A report published by Fortify Rights Tuesday said that the National Verification Card (NVC) scheme targeting Myanmar’s Rohingya Muslims is part of a campaign by Myanmar authorities that seeks to erase their identity.
"The Myanmar government is trying to destroy the Rohingya people through an administrative process that effectively strips them of basic rights," Matthew Smith, Chief Executive Officer of Fortify Rights said adding, "This process and its impacts lie at the root of the Rohingya crisis, and until it's addressed, the crisis will continue."
The report, namely, “Tools of Genocide: National Verification Cards and the Denial of Citizenship of Rohingya Muslims in Myanmar”, looked into alternative identities given to Rohingyas over the past few decades for alleged “citizenship scrutiny” that have gradually limited their rights, including freedom of movement, expression, and access to livelihood.
"The NVC process is just another reiteration of discriminatory cards that have been given out over the years to the Rohingya," John Quinley III, author of the report and a human rights specialist at Fortify Rights, told Al Jazeera.

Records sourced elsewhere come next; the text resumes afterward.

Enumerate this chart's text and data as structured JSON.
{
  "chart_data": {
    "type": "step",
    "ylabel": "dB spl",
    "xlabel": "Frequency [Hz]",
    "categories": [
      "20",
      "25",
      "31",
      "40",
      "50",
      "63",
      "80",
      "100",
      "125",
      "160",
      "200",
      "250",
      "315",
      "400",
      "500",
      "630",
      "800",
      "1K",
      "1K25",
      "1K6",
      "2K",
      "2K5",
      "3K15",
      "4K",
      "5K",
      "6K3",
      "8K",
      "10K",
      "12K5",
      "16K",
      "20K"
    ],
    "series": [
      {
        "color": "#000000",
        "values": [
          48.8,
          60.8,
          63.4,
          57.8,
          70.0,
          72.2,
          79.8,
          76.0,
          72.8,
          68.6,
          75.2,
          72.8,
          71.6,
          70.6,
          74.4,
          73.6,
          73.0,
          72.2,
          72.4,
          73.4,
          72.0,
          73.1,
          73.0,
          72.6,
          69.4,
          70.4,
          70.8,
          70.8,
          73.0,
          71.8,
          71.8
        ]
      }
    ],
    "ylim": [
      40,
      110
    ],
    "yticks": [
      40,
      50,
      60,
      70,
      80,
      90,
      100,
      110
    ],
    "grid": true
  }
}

The report also revealed that the authorities used torture and abuse to force Rohingyas to accept the verification card.
"I was beaten everywhere - my head, back, chest, and all over my body," a 62-year-old Rohingya farmer recounted who was told that, "If you don't accept the NVC, we will kill you.”
The NVCs are "the first step before the scrutinization of citizenship," according to the government.

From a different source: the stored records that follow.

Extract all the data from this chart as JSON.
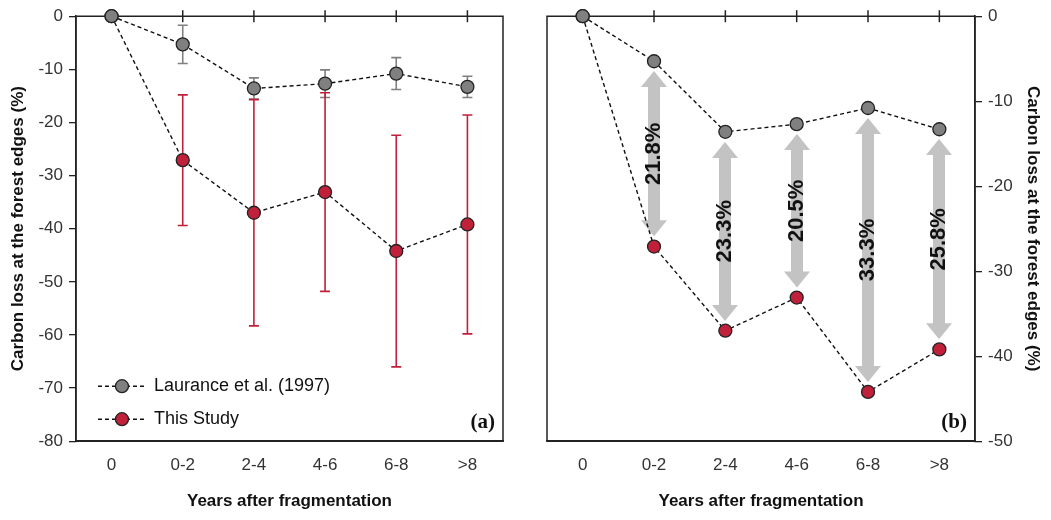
{
  "chart_data": [
    {
      "type": "line",
      "categories": [
        "0",
        "0-2",
        "2-4",
        "4-6",
        "6-8",
        ">8"
      ],
      "xlabel": "Years after fragmentation",
      "ylabel": "Carbon loss at the forest edges (%)",
      "ylim": [
        -80,
        0
      ],
      "yticks": [
        -80,
        -70,
        -60,
        -50,
        -40,
        -30,
        -20,
        -10,
        0
      ],
      "marker": "circle",
      "line_style": "dashed",
      "legend": "bottom left",
      "series": [
        {
          "name": "Laurance et al. (1997)",
          "color": "#808080",
          "values": [
            0,
            -5.3,
            -13.6,
            -12.7,
            -10.8,
            -13.3
          ],
          "errors": [
            null,
            3.6,
            2.0,
            2.6,
            3.0,
            2.0
          ]
        },
        {
          "name": "This Study",
          "color": "#c0203a",
          "values": [
            0,
            -27.1,
            -37.0,
            -33.1,
            -44.2,
            -39.2
          ],
          "errors": [
            null,
            12.3,
            21.3,
            18.7,
            21.8,
            20.6
          ]
        }
      ],
      "annotations": [
        "(a)"
      ]
    },
    {
      "type": "line",
      "categories": [
        "0",
        "0-2",
        "2-4",
        "4-6",
        "6-8",
        ">8"
      ],
      "xlabel": "Years after fragmentation",
      "y2label": "Carbon loss at the forest edges (%)",
      "y2lim": [
        -50,
        0
      ],
      "y2ticks": [
        -50,
        -40,
        -30,
        -20,
        -10,
        0
      ],
      "marker": "circle",
      "line_style": "dashed",
      "series": [
        {
          "color": "#808080",
          "axis": "y2",
          "values": [
            0,
            -5.3,
            -13.6,
            -12.7,
            -10.8,
            -13.3
          ]
        },
        {
          "color": "#c0203a",
          "axis": "y2",
          "values": [
            0,
            -27.1,
            -37.0,
            -33.1,
            -44.2,
            -39.2
          ]
        }
      ],
      "annotations": [
        "(b)",
        "21.8%",
        "23.3%",
        "20.5%",
        "33.3%",
        "25.8%"
      ]
    }
  ]
}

United Nations Independent Fact-Finding Mission on Myanmar found out that Rohingyas were increasingly pressured to accept the NVCs just before the crackdown on the civilians in 2016 and 2017. The Fortify Rights report also found out the same.
"Evidence suggests a positive correlation between Myanmar authorities' efforts to force Rohingya to accept NVCs and their efforts to destroy the Rohingya as a group," the report said.
"These findings demonstrate that the NVC process has not been a response to the crisis in Rakhine State, as the government suggests, but rather a fundamental part of the crisis."
"The message from the Rohingya community is very clear- the NVC is not for us. We are not foreigners, we are indigenous and the NVC is a genocide card," said Khin Maung, a Rohingya refugee in Bangladesh.
"According to the 1982 Citizenship Law there is no mention of NVC, but the Myanmar government is trying to destroy the Rohingya community with this card."
Myanmar's 1982 Citizenship Law says that only people of 135 ethnic groups identified by the state are citizens of the country. These are the groups which settled in Myanmar before 1824 when the British first occupied the country.
"Despite generations of residence in Myanmar, the Rohingya are not considered to be amongst these official indigenous races and are thus effectively excluded from full citizenship,” John Quinley III said.